When life feels meaningless—even after you are“sorted” — how do you keep going?

r/

I’ve been sitting with a feeling that’s hard to explain, but I wonder if others have felt it too.

On the surface, everything looks stable. I’ve handled my responsibilities. I’ve worked through my traumas (or at least I thought I did). I’ve got the job, the routine, the support systems. In theory, I should feel okay—maybe even fulfilled.

But something still feels… hollow.

It’s like my past traumas still echo in the background. They’re not front and center anymore, but they creep in during the quiet moments. And even though I’ve “done the work,” life sometimes feels like it’s on autopilot. Like I’m just checking boxes. Like I lost whatever it was that used to make life feel meaningful.

This isn’t a crisis. It’s more of a quiet, persistent emptiness. A sense of wondering: is this all there is?
And worse—if it is, then why am I still trying so hard to stay afloat?

Has anyone else felt this way, especially after doing everything “right”? How do you find or recreate a sense of purpose when it feels like you’ve already solved the problems that were supposed to bring relief?

I’d really appreciate hearing from others who’ve been through this. What helped you rediscover meaning when the usual answers didn’t work anymore?

Comments

  1. AutoModerator Avatar

    Since you shitlords like to delete your posts, here’s an original copy of /u/karan405’s post (if available):

    I’ve been sitting with a feeling that’s hard to explain, but I wonder if others have felt it too.

    On the surface, everything looks stable. I’ve handled my responsibilities. I’ve worked through my traumas (or at least I thought I did). I’ve got the job, the routine, the support systems. In theory, I should feel okay—maybe even fulfilled.

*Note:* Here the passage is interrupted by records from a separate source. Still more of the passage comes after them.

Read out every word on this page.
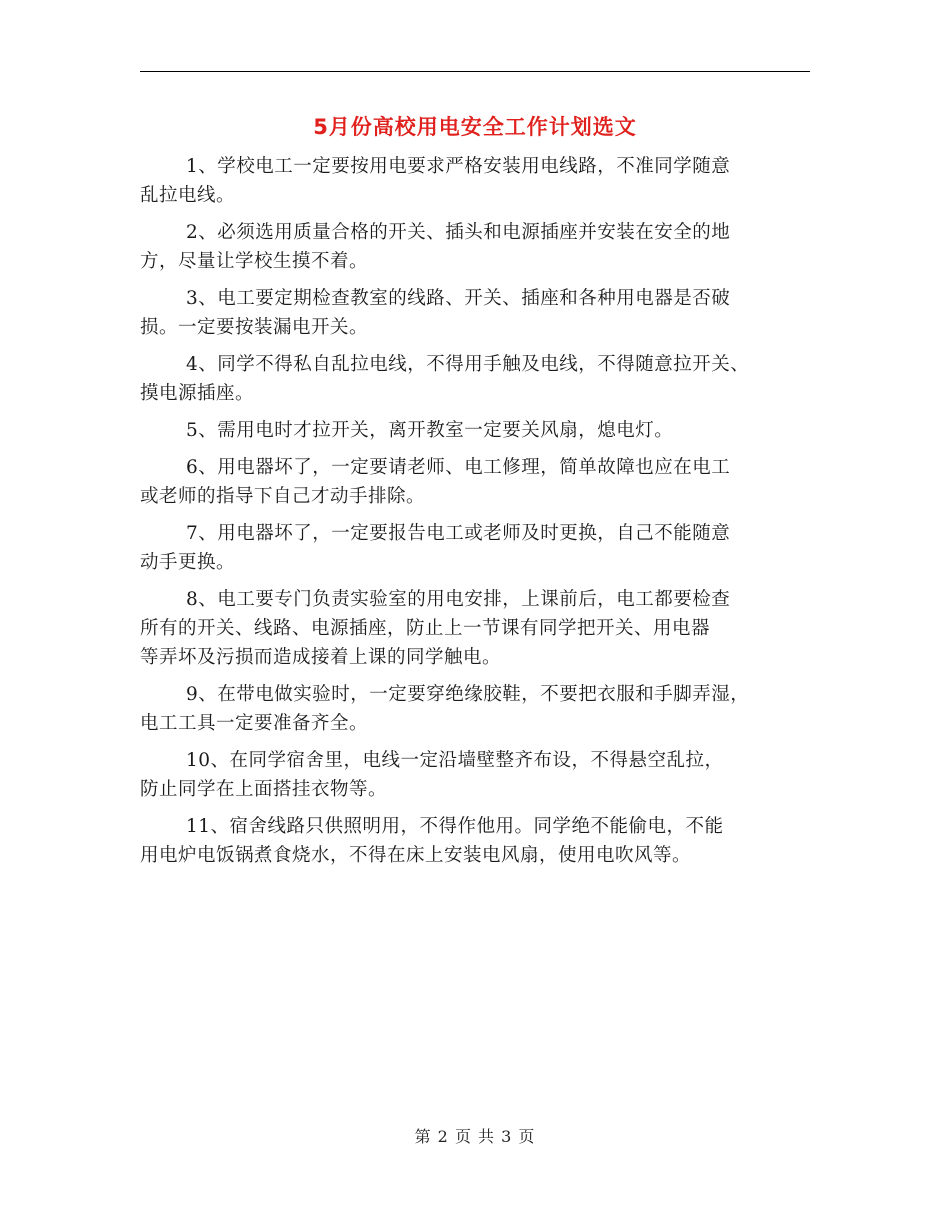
5月份高校用电安全工作计划选文

1、学校电工一定要按用电要求严格安装用电线路，不准同学随意
乱拉电线。

2、必须选用质量合格的开关、插头和电源插座并安装在安全的地
方，尽量让学校生摸不着。

3、电工要定期检查教室的线路、开关、插座和各种用电器是否破
损。一定要按装漏电开关。

4、同学不得私自乱拉电线，不得用手触及电线，不得随意拉开关、
摸电源插座。

5、需用电时才拉开关，离开教室一定要关风扇，熄电灯。

6、用电器坏了，一定要请老师、电工修理，简单故障也应在电工
或老师的指导下自己才动手排除。

7、用电器坏了，一定要报告电工或老师及时更换，自己不能随意
动手更换。

8、电工要专门负责实验室的用电安排，上课前后，电工都要检查
所有的开关、线路、电源插座，防止上一节课有同学把开关、用电器
等弄坏及污损而造成接着上课的同学触电。

9、在带电做实验时，一定要穿绝缘胶鞋，不要把衣服和手脚弄湿，
电工工具一定要准备齐全。

10、在同学宿舍里，电线一定沿墙壁整齐布设，不得悬空乱拉，
防止同学在上面搭挂衣物等。

11、宿舍线路只供照明用，不得作他用。同学绝不能偷电，不能
用电炉电饭锅煮食烧水，不得在床上安装电风扇，使用电吹风等。

第 2 页 共 3 页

    But something still feels… hollow.

    It’s like my past traumas still echo in the background. They’re not front and center anymore, but they creep in during the quiet moments. And even though I’ve “done the work,” life sometimes feels like it’s on autopilot. Like I’m just checking boxes. Like I lost whatever it was that used to make life feel meaningful.

    This isn’t a crisis. It’s more of a quiet, persistent emptiness. A sense of wondering: is this all there is?
    And worse—if it is, then why am I still trying so hard to stay afloat?

    Has anyone else felt this way, especially after doing everything “right”? How do you find or recreate a sense of purpose when it feels like you’ve already solved the problems that were supposed to bring relief?

    I’d really appreciate hearing from others who’ve been through this. What helped you rediscover meaning when the usual answers didn’t work anymore?

    I am a bot, and this action was performed automatically. Please contact the moderators of this subreddit if you have any questions or concerns.

  2. KungFuBucket Avatar

    You need to find something that gives you joy or that you’re passionate about and pursue it. It’s fine to have something stable and take care of your responsibilities, but I kind of feel like that’s sort of the bare minimum, just going through the motions.

    Like for me, as weird as it sounds I get a lot of joy and passion from being a soccer referee. It’s something I really enjoy as a hobby and I’m providing a needed service for the community. Find something you can do to make the world a better place, improve someone else’s life or your community, do something bigger than yourself.

  3. No_Pipe4163 Avatar

    Well have you completed the self-discovery quest of life? That’s a big one that people miss when they think they’re doing everything “right”. Only then would you know what truly makes you happy.

  4. inquartata Avatar

    Just my 2 cents but sounds like you are missing the “spices”.

    Hobbies. Try then out until you find something that fits. Connections with people that enjoy what you do. Find them.

    Also, switch things up. Try new things. Go new places. Doesn’t have to be far. Take different routes. Be willing to try things that you are skeptical of.

    All things in moderation and a little of everything. At least to me, life should be so filled with action and work and hobbies and obligations that when you relax you are truly grateful for the small time to yourself. Meeting friends is fun. In small portions. Reading books is fun. Movies. Eating well. Doing hobbies. All in small portions. Just like stress, work, etc. They are ok. In small portions. Like spices.

    But add too much of one thing and it becomes boring or even unbearable.

    It is the human condition.

  5. Budget_Potential_151 Avatar

    I’ll be brutally honest with ya. I don’t know how to solve this issue but I can tell you I’ve been experiencing it for a few years and if you don’t find something to shake it up or relight that spark it can start to get worse and worse, at least for me it has. I’ve been getting to that point at times where I can’t say I’m a danger to myself because I have too much depending on me, but if it were to happen I imagine my final thoughts would be I’m glad this is freakin over finally. So work at it while you can

  6. lollerkeet Avatar

    Some people have a crisis of meaning as they approach middle age. Other people have children.